Mental health is not all one thing. It is not just trauma, it is not just biology or genetics, and it is not just what we inherit from generations past. I think of it like this: Your ancestors and their trauma are the kindling. Genetics (and inherited traits) is the fuel. And your childhood and traumatic life experiences are the match that sets the fire aflame.
Or, this equation:
Ancestors' Trauma and Stress + Genetics + Life Experiences = Our Mental Health
The trauma that we carry in our genes is a concept I will return to time and time again in this book. Our ancestors' stress and trauma experiences actually alter our gene expression. In our lifetime, these genes are either expressed or not, usually depending on how safe our childhood was and whether we experience trauma in our lives. Stressful and traumatic experiences are often what turn on certain genes for addiction, anxiety, depression, personality disorders, and more. Our ancestors' trauma can lead to a higher likelihood of these genes being expressed even though we didn't experience the trauma firsthand.
This is a book on trauma, but in no way am I saying that all mental illness goes back to personal trauma. Or maybe a better way of understanding this is that humans are incredibly adaptive, and mental illness has become an adaptation our brains and bodies use in our confusing and violent world. Those adaptations get passed on through generations, and our own life experiences of trauma, stress, and oppression turn on genes that express mental illness. We'll look at this more closely in chapter 7.
Symptoms of Trauma
When we experience trauma, our body not only expresses or worsens certain mental illnesses, it also develops adaptations to keep us safe in an unsafe world. These adaptations are known as post-traumatic stress disorder, or PTSD.
PTSD and cPTSD
PTSD is a set of symptoms that describes our brains' and nervous systems' adaptive responses to trauma that endure for more than one month. Studies have found that chronic stress due to oppression triggers those same adaptive responses.
Not everyone who lives through a traumatic incident experiences any or all of the symptoms of PTSD. However, many experience one or more of the following categories of PTSD symptoms:
Avoidance: avoidance of people, places, or things. Avoiding any reminders of the traumatic event(s).

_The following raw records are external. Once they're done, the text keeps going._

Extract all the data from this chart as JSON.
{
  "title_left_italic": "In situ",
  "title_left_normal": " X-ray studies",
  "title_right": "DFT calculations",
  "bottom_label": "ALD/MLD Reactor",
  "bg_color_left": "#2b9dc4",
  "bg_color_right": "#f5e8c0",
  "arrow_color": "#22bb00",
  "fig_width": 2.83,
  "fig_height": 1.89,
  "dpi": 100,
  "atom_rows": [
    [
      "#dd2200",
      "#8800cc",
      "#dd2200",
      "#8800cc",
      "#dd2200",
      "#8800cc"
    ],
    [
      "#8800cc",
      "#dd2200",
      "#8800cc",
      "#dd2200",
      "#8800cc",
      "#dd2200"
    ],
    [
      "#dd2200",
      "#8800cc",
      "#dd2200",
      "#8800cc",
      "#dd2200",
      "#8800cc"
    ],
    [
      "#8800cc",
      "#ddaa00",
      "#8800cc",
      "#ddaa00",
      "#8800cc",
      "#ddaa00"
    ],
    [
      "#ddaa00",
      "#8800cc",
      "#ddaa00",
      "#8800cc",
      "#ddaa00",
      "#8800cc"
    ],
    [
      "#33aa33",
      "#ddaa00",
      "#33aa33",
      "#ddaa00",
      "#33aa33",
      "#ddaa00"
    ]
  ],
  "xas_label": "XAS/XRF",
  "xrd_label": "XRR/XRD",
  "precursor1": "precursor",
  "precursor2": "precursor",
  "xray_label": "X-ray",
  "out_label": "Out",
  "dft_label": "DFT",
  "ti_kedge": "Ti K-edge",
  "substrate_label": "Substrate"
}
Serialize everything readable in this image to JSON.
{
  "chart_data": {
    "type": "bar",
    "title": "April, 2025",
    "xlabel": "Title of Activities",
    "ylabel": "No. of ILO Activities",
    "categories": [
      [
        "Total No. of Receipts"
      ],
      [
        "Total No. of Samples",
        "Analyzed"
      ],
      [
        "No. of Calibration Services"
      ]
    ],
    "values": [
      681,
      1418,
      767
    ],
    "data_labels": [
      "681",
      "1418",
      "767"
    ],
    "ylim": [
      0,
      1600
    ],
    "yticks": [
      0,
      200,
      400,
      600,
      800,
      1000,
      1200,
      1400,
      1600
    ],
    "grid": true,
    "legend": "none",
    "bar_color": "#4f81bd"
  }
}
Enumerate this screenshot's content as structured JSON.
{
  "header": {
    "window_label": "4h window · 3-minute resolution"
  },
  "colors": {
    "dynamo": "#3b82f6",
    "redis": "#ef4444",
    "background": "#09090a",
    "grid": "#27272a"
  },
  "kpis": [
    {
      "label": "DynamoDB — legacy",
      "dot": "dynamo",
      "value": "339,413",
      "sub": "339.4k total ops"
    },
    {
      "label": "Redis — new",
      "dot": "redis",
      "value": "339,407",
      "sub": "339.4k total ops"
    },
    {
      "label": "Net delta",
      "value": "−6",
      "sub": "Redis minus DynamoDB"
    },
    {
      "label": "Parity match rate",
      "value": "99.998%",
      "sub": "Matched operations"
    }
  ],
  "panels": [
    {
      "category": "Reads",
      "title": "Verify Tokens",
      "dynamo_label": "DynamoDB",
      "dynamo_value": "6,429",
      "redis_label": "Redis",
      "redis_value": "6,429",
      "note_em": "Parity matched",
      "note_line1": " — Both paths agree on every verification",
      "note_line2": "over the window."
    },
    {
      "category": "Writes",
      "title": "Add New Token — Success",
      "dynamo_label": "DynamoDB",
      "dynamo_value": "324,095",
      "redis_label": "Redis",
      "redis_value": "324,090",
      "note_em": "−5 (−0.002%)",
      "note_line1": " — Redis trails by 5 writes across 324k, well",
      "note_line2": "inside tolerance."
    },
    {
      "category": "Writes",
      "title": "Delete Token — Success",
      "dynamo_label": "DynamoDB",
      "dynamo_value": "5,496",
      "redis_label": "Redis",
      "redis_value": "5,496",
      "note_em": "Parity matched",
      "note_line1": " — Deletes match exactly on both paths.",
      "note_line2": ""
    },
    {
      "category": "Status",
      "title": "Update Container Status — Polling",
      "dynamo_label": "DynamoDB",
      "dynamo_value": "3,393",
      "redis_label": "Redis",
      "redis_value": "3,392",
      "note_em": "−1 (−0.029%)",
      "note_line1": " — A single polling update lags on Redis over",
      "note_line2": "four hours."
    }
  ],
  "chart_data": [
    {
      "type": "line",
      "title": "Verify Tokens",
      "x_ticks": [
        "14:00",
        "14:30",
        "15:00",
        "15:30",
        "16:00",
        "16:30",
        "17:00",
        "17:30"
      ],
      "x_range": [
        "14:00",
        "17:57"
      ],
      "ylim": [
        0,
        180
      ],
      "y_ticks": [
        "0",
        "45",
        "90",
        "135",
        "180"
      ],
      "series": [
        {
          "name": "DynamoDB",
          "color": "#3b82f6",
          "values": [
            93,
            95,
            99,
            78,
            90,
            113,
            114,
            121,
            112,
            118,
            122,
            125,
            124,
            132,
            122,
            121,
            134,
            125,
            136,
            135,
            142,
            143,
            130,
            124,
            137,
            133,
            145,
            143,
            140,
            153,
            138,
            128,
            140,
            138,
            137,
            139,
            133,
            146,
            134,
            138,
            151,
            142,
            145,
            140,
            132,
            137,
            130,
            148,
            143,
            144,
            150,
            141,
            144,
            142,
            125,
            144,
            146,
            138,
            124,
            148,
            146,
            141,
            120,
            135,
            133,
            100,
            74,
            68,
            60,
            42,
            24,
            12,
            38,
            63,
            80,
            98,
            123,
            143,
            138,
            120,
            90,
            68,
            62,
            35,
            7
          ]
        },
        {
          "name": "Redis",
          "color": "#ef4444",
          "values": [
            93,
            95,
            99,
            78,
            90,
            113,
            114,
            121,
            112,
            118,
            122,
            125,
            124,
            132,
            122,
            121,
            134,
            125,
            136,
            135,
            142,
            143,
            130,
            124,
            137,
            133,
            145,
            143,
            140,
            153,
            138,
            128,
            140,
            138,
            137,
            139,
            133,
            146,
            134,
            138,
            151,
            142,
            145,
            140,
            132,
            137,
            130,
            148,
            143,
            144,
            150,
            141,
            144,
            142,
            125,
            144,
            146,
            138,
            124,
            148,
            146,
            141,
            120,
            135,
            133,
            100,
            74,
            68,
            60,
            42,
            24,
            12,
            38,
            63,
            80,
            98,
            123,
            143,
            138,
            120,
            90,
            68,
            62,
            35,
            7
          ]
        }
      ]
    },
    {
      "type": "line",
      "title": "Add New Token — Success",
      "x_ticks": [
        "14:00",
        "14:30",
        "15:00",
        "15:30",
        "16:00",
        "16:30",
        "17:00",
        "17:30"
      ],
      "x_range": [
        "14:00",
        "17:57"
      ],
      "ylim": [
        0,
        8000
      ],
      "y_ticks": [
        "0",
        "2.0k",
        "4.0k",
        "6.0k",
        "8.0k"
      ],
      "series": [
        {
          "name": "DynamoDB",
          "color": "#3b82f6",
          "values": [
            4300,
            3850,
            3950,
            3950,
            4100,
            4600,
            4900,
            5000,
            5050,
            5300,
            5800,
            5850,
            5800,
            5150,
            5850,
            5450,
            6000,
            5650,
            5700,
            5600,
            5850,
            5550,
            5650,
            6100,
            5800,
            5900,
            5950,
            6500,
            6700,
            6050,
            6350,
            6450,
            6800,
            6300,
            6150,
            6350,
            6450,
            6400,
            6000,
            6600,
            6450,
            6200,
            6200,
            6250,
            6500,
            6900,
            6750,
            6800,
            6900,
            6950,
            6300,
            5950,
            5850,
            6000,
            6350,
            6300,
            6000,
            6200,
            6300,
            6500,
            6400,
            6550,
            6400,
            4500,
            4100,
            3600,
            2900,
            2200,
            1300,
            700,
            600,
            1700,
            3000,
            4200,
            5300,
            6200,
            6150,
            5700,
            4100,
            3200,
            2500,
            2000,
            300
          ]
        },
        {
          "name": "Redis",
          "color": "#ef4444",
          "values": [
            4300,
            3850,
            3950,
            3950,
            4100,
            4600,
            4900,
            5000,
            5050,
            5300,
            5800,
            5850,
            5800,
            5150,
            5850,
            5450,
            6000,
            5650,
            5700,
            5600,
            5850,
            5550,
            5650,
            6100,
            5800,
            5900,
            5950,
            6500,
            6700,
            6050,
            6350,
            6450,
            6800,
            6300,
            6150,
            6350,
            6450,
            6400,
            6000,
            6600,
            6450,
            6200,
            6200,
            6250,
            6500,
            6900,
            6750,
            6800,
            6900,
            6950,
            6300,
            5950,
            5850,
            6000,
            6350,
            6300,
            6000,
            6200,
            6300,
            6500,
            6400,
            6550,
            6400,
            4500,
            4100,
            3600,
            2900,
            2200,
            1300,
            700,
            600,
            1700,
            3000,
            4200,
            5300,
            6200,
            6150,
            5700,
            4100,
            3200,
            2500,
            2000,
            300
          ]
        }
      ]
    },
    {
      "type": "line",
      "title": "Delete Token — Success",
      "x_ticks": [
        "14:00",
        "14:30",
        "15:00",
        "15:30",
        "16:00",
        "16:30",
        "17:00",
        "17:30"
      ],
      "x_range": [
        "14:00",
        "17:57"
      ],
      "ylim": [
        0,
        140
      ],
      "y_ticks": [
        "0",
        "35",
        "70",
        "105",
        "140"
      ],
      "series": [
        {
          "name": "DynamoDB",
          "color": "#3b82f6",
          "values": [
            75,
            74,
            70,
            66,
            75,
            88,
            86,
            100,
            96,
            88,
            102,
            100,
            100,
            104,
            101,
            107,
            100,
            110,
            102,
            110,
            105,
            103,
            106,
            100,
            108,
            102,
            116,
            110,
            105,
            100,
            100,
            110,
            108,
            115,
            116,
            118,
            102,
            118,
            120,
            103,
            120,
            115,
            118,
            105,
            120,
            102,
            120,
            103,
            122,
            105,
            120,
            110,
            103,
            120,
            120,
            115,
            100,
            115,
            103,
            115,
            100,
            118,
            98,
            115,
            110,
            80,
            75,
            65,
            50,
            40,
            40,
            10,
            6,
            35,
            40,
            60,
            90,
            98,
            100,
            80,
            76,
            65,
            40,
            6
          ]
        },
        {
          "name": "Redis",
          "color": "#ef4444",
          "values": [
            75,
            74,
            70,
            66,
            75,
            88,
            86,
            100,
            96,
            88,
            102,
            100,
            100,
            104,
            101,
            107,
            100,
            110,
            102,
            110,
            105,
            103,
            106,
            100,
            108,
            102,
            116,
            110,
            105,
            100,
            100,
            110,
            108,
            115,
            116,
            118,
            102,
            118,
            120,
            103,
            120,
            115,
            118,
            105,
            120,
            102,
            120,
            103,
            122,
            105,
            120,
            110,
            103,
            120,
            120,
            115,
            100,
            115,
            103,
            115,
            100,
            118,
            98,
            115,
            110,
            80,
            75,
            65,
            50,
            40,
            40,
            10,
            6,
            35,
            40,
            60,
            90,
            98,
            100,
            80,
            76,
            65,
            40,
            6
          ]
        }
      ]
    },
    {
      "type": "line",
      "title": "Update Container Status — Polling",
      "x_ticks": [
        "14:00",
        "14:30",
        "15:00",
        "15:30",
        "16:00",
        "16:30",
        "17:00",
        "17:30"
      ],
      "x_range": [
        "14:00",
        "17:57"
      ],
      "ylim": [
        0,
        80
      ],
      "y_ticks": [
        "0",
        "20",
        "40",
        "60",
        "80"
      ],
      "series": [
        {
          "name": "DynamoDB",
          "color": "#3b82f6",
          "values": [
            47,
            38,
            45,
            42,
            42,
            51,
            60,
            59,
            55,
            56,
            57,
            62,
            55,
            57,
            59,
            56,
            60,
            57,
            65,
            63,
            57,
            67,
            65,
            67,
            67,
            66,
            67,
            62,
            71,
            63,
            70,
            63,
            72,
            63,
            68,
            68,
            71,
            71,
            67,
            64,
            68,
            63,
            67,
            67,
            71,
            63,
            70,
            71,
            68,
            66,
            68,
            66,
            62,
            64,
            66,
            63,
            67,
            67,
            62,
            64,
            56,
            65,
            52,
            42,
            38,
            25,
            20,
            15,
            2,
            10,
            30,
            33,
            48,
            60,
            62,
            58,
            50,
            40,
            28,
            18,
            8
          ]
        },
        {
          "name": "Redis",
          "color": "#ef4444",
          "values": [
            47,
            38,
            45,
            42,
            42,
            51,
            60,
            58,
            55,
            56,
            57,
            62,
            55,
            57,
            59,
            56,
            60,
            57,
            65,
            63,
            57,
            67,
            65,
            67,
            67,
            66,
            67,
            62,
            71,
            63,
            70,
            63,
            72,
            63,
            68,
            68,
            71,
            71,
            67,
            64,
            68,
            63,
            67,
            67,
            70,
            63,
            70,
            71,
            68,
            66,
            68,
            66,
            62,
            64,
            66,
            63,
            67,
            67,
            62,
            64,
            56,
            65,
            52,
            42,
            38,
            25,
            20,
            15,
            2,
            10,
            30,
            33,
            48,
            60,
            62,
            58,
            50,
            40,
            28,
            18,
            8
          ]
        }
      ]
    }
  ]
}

Intrusive memories: reexperiencing, nightmares, flashbacks.
Negative changes in cognition and mood-our bodies' shutdown mode-which includes depression, numbness, hopelessness, negative beliefs about self and the world, guilt, and shame.
Hyperarousal and hypervigilance: our bodies' fight-or-flight response, which includes anxiety, being watchful or on guard, and an exaggerated startle response.
Historically, PTSD originated as a diagnosis for those who had experienced war trauma and active combat (before the diagnosis, all we had was the term shell shock). In the last four decades, thanks to the work of many women, queer people, and/or people of color in the trauma field, it has expanded to include people with any of a myriad of traumatic life experiences, including sexual assault, chronic pain and medical trauma, traumatic loss and grief, abusive relationships, religious and cult abuse, and more.